With all of the struggles in the housing market nowadays there are occasional glimmers of positive news. Sometimes that comes in the package of lending and purchasing options being made available that are outside of the norm. Most people who are attempting to get a mortgage in today’s environment will find that there are tightened guidelines for financing that require higher credit scores, lower debt-to-income ratios, larger down payment requirements for better loan-to-value (LTV) situations for the lender, mortgage insurance (MI), and so on. If you’re a person who has saved upwards of 20% down, then you’re sitting in the “cat-bird’s seat” so to speak when it comes to house shopping.
For those that haven’t had a chance to save up that much cash, there are still some options available outside of just the FHA loan programs. Since Fannie Mae was one of the companies that was backing a lot of those packaged and securitized loans from the heyday, they’ve also now got a growing inventory of foreclosed homes on their hands. To help with depleting their inventory there is a program called HomePath that allows for low down payments for owner occupied purchases, the potential for investors with as low as 10% down, no mortgage insurance requirement, and more. To learn a bit more about this program, here is an article that the Seattle Times ran recently. An important thing to know is that you must use an approved real estate broker for purchasing a HomePath home – I’m happy to say that we at Team Reba do have members who are part of the program, so feel free to contact us if you are interested in learning more about one of the homes available on the HomePath site.

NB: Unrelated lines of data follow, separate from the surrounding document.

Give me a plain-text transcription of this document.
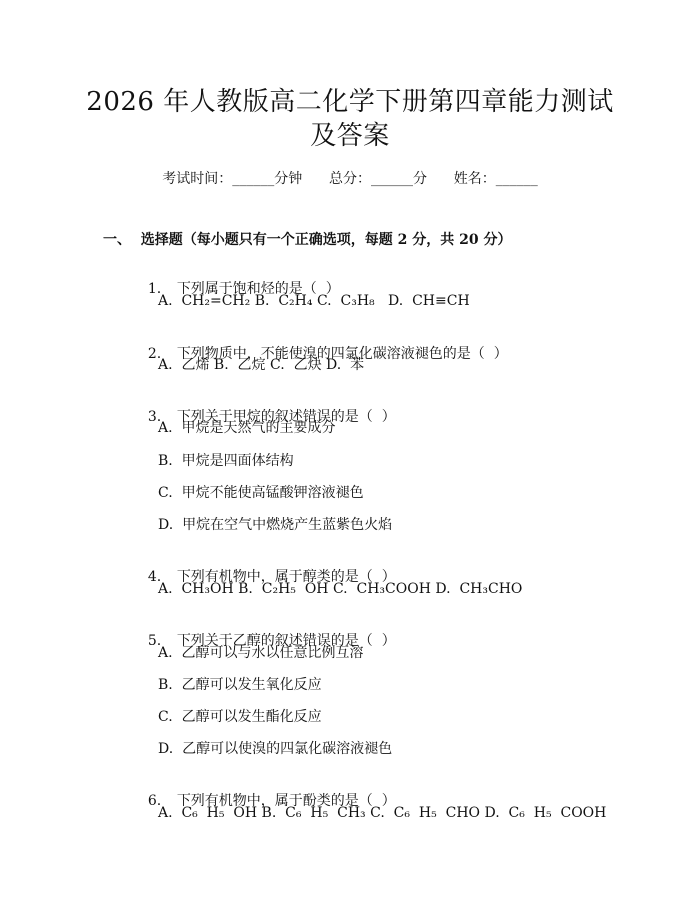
2026 年人教版高二化学下册第四章能力测试
及答案
考试时间：______分钟      总分：______分      姓名：______
一、  选择题（每小题只有一个正确选项，每题 2 分，共 20 分）

1. 下列属于饱和烃的是（  ）

A.  CH₂=CH₂ B.  C₂H₄ C.  C₃H₈   D.  CH≡CH

2. 下列物质中，不能使溴的四氯化碳溶液褪色的是（  ）

A.  乙烯 B.  乙烷 C.  乙炔 D.  苯

3. 下列关于甲烷的叙述错误的是（  ）

A.  甲烷是天然气的主要成分
B.  甲烷是四面体结构
C.  甲烷不能使高锰酸钾溶液褪色
D.  甲烷在空气中燃烧产生蓝紫色火焰

4. 下列有机物中，属于醇类的是（  ）

A.  CH₃OH B.  C₂H₅  OH C.  CH₃COOH D.  CH₃CHO

5. 下列关于乙醇的叙述错误的是（  ）

A.  乙醇可以与水以任意比例互溶
B.  乙醇可以发生氧化反应
C.  乙醇可以发生酯化反应
D.  乙醇可以使溴的四氯化碳溶液褪色

6. 下列有机物中，属于酚类的是（  ）

A.  C₆  H₅  OH B.  C₆  H₅  CH₃ C.  C₆  H₅  CHO D.  C₆  H₅  COOH
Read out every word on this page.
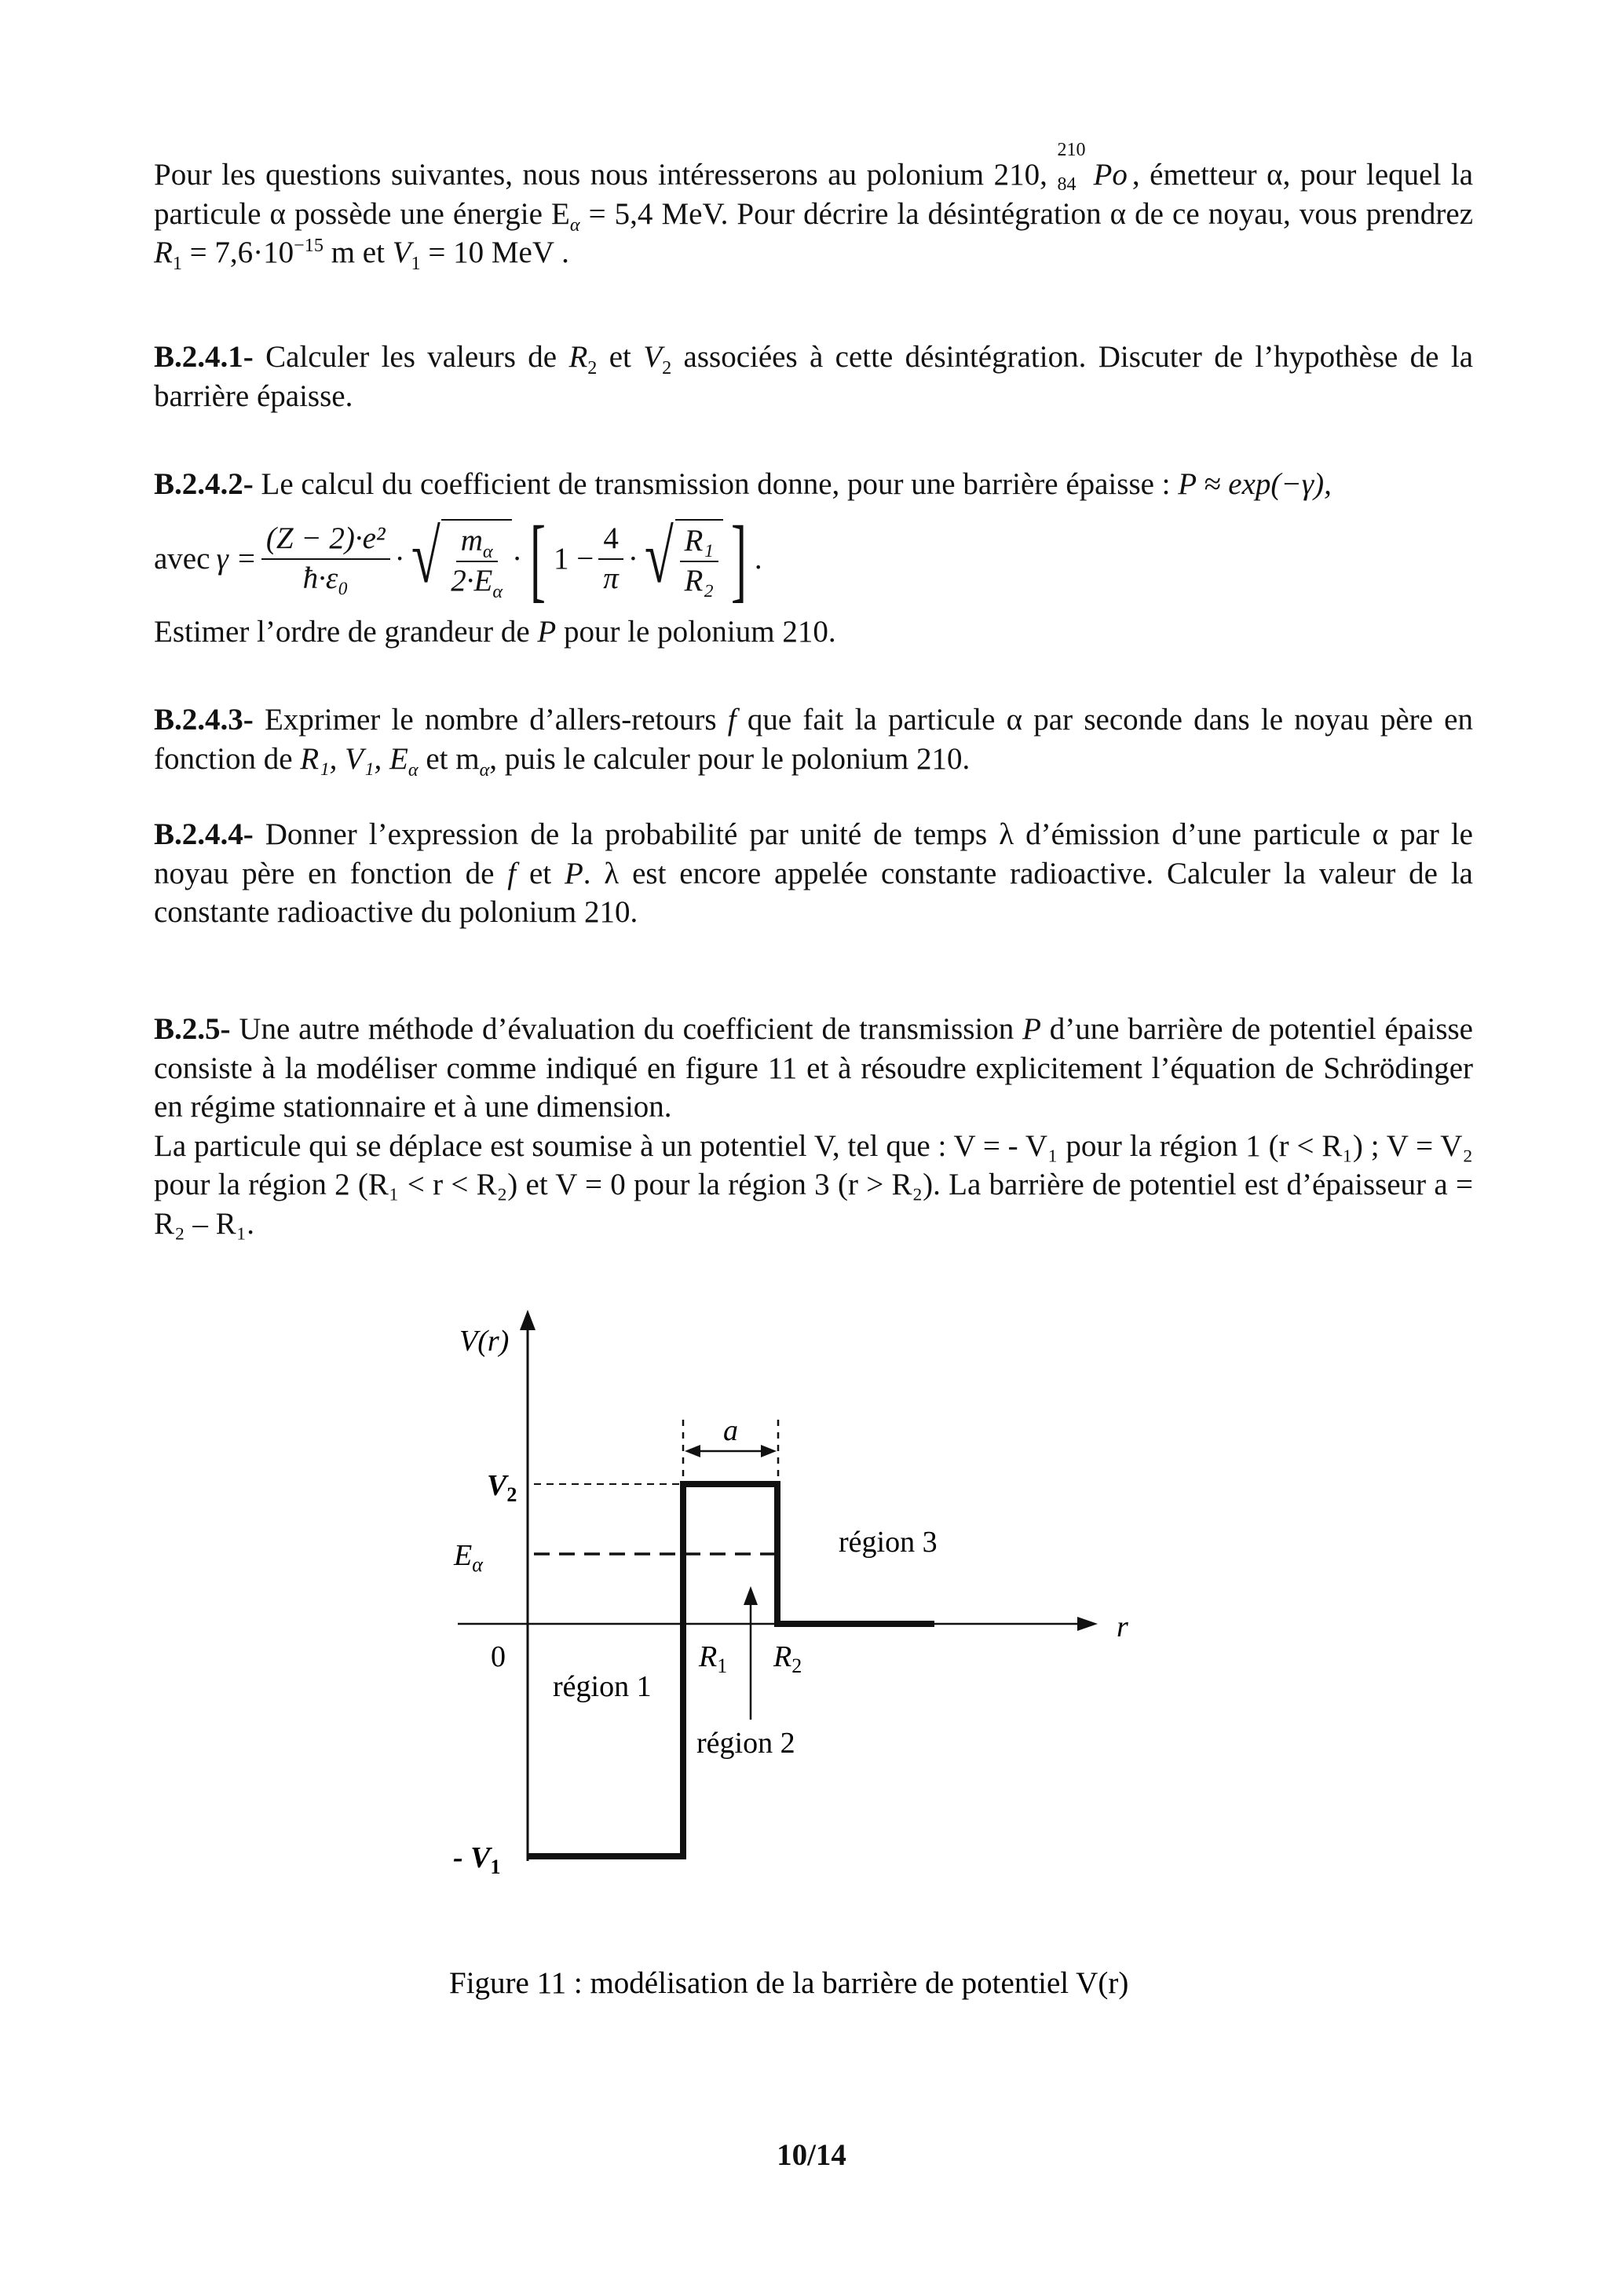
Pour les questions suivantes, nous nous intéresserons au polonium 210,
210
84 Po , émetteur α, pour lequel la particule α possède une énergie $E_\alpha = 5,4$ MeV. Pour décrire la désintégration α de ce noyau, vous prendrez $R_1 = 7,6\cdot 10^{-15}$ m et $V_1 = 10$ MeV .

B.2.4.1- Calculer les valeurs de $R_2$ et $V_2$ associées à cette désintégration. Discuter de l’hypothèse de la barrière épaisse.

B.2.4.2- Le calcul du coefficient de transmission donne, pour une barrière épaisse : P ≈ exp(−γ),

avec $\gamma = \frac{\text{(Z − 2)·e²}}{\text{ħ·ε₀}}$ · √ $\frac{m_\alpha}{2\cdot E_\alpha}$ · [ $1 - \frac{4}{\pi}$ · √ $\frac{\text{R₁}}{\text{R₂}}$ ] .

Estimer l’ordre de grandeur de P pour le polonium 210.

B.2.4.3- Exprimer le nombre d’allers-retours f que fait la particule α par seconde dans le noyau père en fonction de R₁, V₁, $E_\alpha$ et $m_\alpha$, puis le calculer pour le polonium 210.

B.2.4.4- Donner l’expression de la probabilité par unité de temps λ d’émission d’une particule α par le noyau père en fonction de f et P. λ est encore appelée constante radioactive. Calculer la valeur de la constante radioactive du polonium 210.

B.2.5- Une autre méthode d’évaluation du coefficient de transmission P d’une barrière de potentiel épaisse consiste à la modéliser comme indiqué en figure 11 et à résoudre explicitement l’équation de Schrödinger en régime stationnaire et à une dimension.

La particule qui se déplace est soumise à un potentiel V, tel que : V = - V₁ pour la région 1 (r < R₁) ; V = V₂ pour la région 2 (R₁ < r < R₂) et V = 0 pour la région 3 (r > R₂). La barrière de potentiel est d’épaisseur a = R₂ – R₁.

V(r)
r
a
$V_2$
$E_\alpha$
0	$R_1$ $R_2$
région 1
région 2
région 3
- $V_1$
Figure 11 : modélisation de la barrière de potentiel V(r)
10/14
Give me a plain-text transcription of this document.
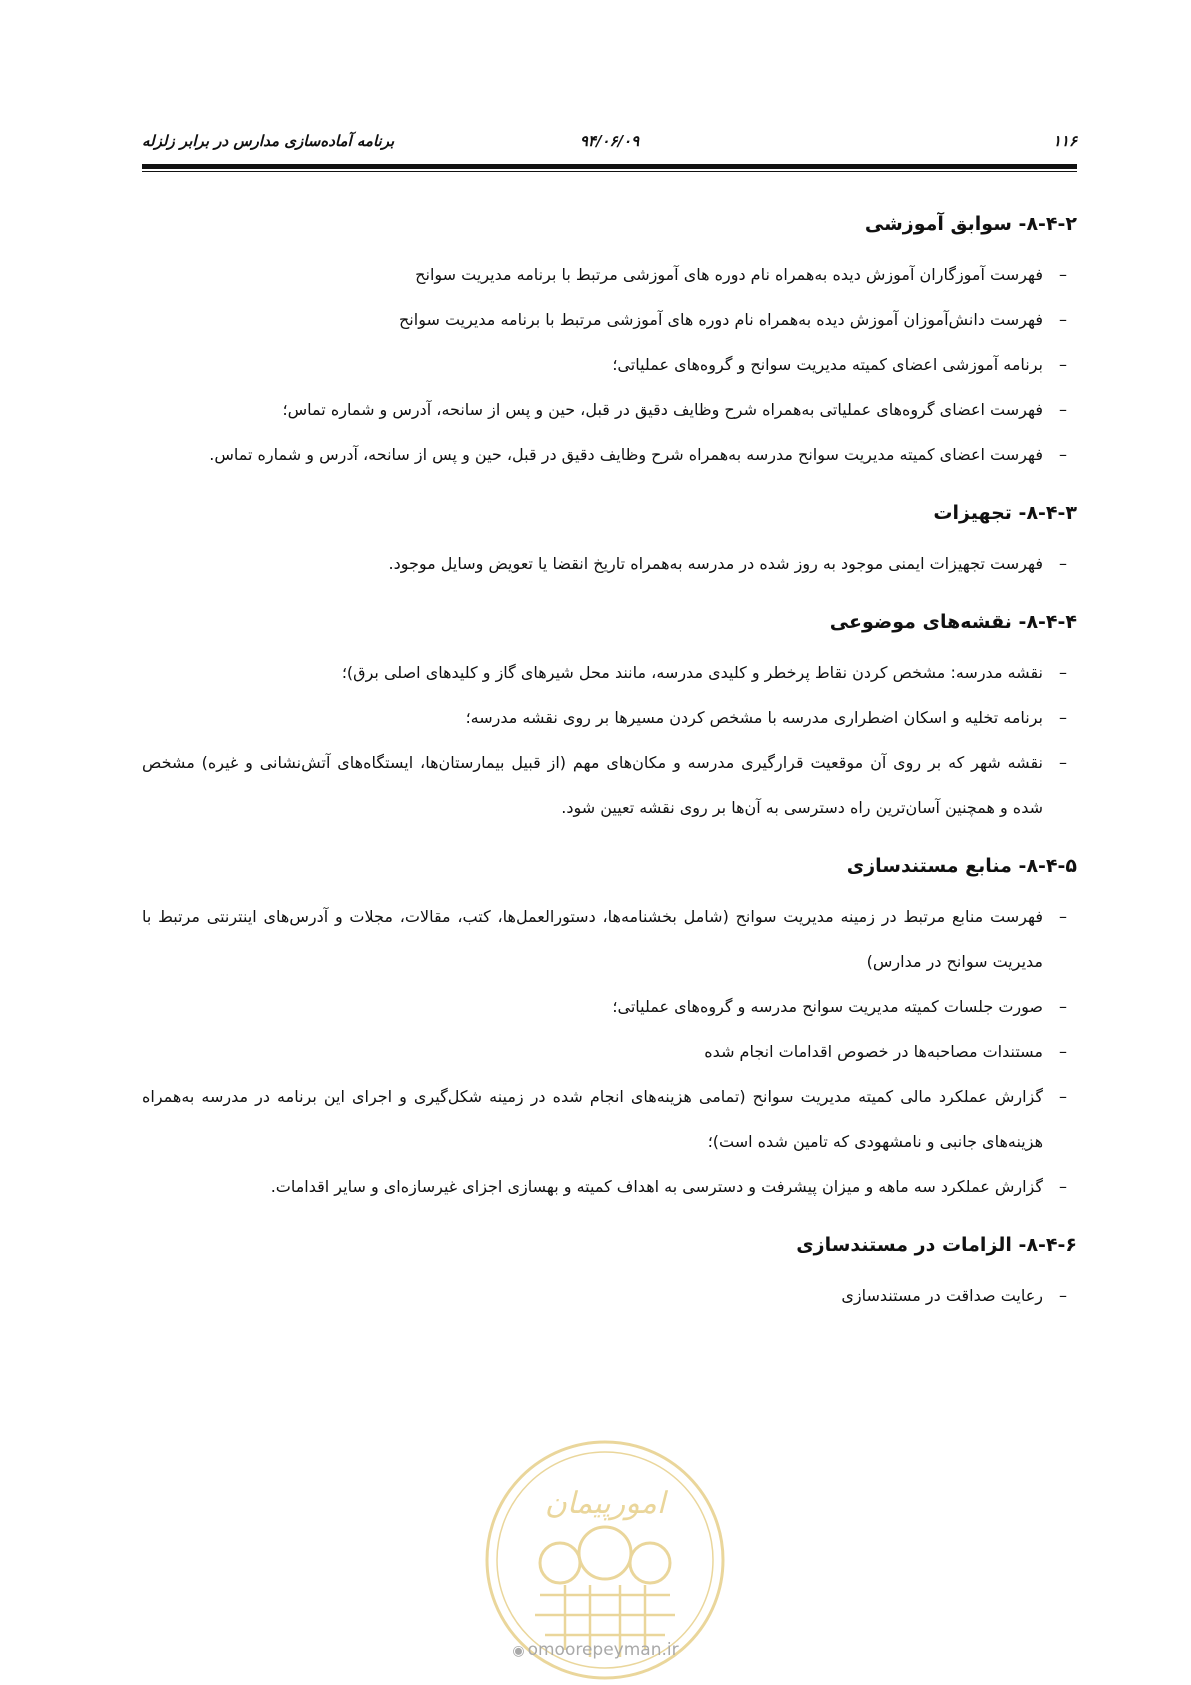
۱۱۶
۹۴/۰۶/۰۹
برنامه آماده‌سازی مدارس در برابر زلزله
۸-۴-۲- سوابق آموزشی
–
فهرست آموزگاران آموزش دیده به‌همراه نام دوره های آموزشی مرتبط با برنامه مدیریت سوانح
–
فهرست دانش‌آموزان آموزش دیده به‌همراه نام دوره های آموزشی مرتبط با برنامه مدیریت سوانح
–
برنامه آموزشی اعضای کمیته مدیریت سوانح و گروه‌های عملیاتی؛
–
فهرست اعضای گروه‌های عملیاتی به‌همراه شرح وظایف دقیق در قبل، حین و پس از سانحه، آدرس و شماره تماس؛
–
فهرست اعضای کمیته مدیریت سوانح مدرسه به‌همراه شرح وظایف دقیق در قبل، حین و پس از سانحه، آدرس و شماره تماس.
۸-۴-۳- تجهیزات
–
فهرست تجهیزات ایمنی موجود به روز شده در مدرسه به‌همراه تاریخ انقضا یا تعویض وسایل موجود.
۸-۴-۴- نقشه‌های موضوعی
–
نقشه مدرسه: مشخص کردن نقاط پرخطر و کلیدی مدرسه، مانند محل شیرهای گاز و کلیدهای اصلی برق)؛
–
برنامه تخلیه و اسکان اضطراری مدرسه با مشخص کردن مسیرها بر روی نقشه مدرسه؛
–
نقشه شهر که بر روی آن موقعیت قرارگیری مدرسه و مکان‌های مهم (از قبیل بیمارستان‌ها، ایستگاه‌های آتش‌نشانی و غیره) مشخص شده و همچنین آسان‌ترین راه دسترسی به آن‌ها بر روی نقشه تعیین شود.
۸-۴-۵- منابع مستندسازی
–
فهرست منابع مرتبط در زمینه مدیریت سوانح (شامل بخشنامه‌ها، دستورالعمل‌ها، کتب، مقالات، مجلات و آدرس‌های اینترنتی مرتبط با مدیریت سوانح در مدارس)
–
صورت جلسات کمیته مدیریت سوانح مدرسه و گروه‌های عملیاتی؛
–
مستندات مصاحبه‌ها در خصوص اقدامات انجام شده
–
گزارش عملکرد مالی کمیته مدیریت سوانح (تمامی هزینه‌های انجام شده در زمینه شکل‌گیری و اجرای این برنامه در مدرسه به‌همراه هزینه‌های جانبی و نامشهودی که تامین شده است)؛
–
گزارش عملکرد سه ماهه و میزان پیشرفت و دسترسی به اهداف کمیته و بهسازی اجزای غیرسازه‌ای و سایر اقدامات.
۸-۴-۶- الزامات در مستندسازی
–
رعایت صداقت در مستندسازی
امورپیمان
◉ omoorepeyman.ir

One of the other benefits of their loan programs is a similar type of option to the FHA 203k loan which allows for a purchase with the cost of repairs included in the loan. This is a great option for buying a home that provides the buyer an opportunity to not have to pay everything out of pocket after closing to get a house into good condition. The HomePath houses are supposed to be code compliant, but that doesn’t mean their in tip-top shape. With rates still in the 5%-ish range for these programs, that’s a steal over any line-of-credit (LOC) rates.